What Student Need to Know about Imaging through Artificial Intelligence In Radio Diagnosis.
Radiology is an appealing specialty to many medical students for various reasons, including the lifestyle of diagnostic radiology and diverse sub-specialty options for diagnostic and interventional radiology. Machine learning applications were utilized in screening exams such as mammography, chest CT, and colonography. In addition to those detection tasks, some applications also aided in determining whether a lesion was cancerous. Machine learning software will serve as a very experienced clinical assistant, augmenting the doctor and making workflow more efficient in radiology.

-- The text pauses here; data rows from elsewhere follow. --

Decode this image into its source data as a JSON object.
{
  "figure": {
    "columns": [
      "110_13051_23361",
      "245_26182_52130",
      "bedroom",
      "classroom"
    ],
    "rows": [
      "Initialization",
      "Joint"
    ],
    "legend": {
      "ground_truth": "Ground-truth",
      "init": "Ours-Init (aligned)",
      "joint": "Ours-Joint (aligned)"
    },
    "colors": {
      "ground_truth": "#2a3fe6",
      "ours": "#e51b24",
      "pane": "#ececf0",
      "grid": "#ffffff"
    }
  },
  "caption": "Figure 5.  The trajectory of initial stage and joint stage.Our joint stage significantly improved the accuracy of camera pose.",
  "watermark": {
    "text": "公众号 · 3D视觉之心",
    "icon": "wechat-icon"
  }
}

In radiomics, AI can foster the analysis of the features and help in the correlation with other omics data. Imaging biobanks would become a necessary infrastructure to organise and share the image data from which AI models can be trained. AI can be used as an optimising tool to assist the technologist and radiologist in choosing a personalised patient’s protocol, tracking the patient’s dose parameters, providing an estimate of the radiation risks. AI can also aid the reporting workflow and help the linking between words, images, and quantitative data. Finally, AI coupled with CDS can improve the decision process and thereby optimise clinical and radiological workflow.
The use of artificial intelligence (AI) in diagnostic medical imaging is undergoing extensive evaluation. AI has shown impressive accuracy and sensitivity in the identification of imaging abnormalities and promises to enhance tissue-based detection and characterization. However, with improved sensitivity emerges an important drawback, namely, the detection of subtle changes of indeterminate significance.
AI algorithms not only spot details too subtle for the human eye to see. They can also develop entirely new ways of interpreting medical images, sometimes in ways humans do not understand. The numerous researchers, start-up companies and scanner manufacturers designing AI programs hope they can improve the accuracy and timeliness of diagnoses, provide better treatment in developing countries and remote regions that lack radiologists, reveal new links between biology and disease, and even help to predict how soon a person will die.
Identification of subtle structural and functional cardiac abnormalities with important clinical correlation could also be accomplished by AI techniques, such as convolutional neural networks, when applied to echocardiography, the most common form of cardiovascular imaging.
When a radiologist calls up a chest computed tomography (CT) scan to read, the AI will review the image and identify potential findings immediately — from the image and also by combing through the patient history related to the particular anatomy scanned. If the exam order is for chest pain, the AI system will call up:
• All the relevant data and prior exams specific to prior cardiac history;
• Pharmacy information regarding drugs specific to COPD, heart failure, coronary disease and anticoagulants;
• Prior imaging exams from any modality of the chest that may aid in diagnosis;
• Prior reports for that imaging;
• Prior thoracic or cardiac procedures;
• Recent lab results; and
• Any pathology reports that relate to specimens collected from the thorax.
Outside the traditional radiology activities of lesion detection and characterisation, and assessment of response to treatment, AI is likely to impact other areas of radiologists’ and other healthcare professionals’ work. Examples include:
Radiomics: extraction of features from diagnostic images, the final product of which is a quantitative feature/parameter, measurable and mineable from images. A Radiomics analysis can extract over 400 features from a region of interest in a CT, MRI, or PET study, and correlate these features with each other and other data, far beyond the capability of the human eye or brain to appreciate. Such features may be used to predict prognosis and response to treatment. AI can support analysis of radiomics features and help in the correlation between radiomics and other data (proteomics, genomics, liquid biopsy) by building patients’ signatures.
Imaging biobanks: the constantly enlarging memory capacity of computers permits storage of large amounts of data. In radiology, the need to store native images and big data derived from quantitative imaging represents the main cause of PACS overload. Quantitative imaging can produce imaging biomarkers that can be stored and organised in large imaging biobanks (potentially using data from many institutions and locations), available to be processed, analysed, and used to predict the risk of disease in large population studies and treatment response. Large biobanks also have the potential to become the repository of digital patients that can be used by AI to perform simulations of disease development and progression. Moreover, imaging biobanks would become a necessary infrastructure to organise and share the image data from which AI models can be trained.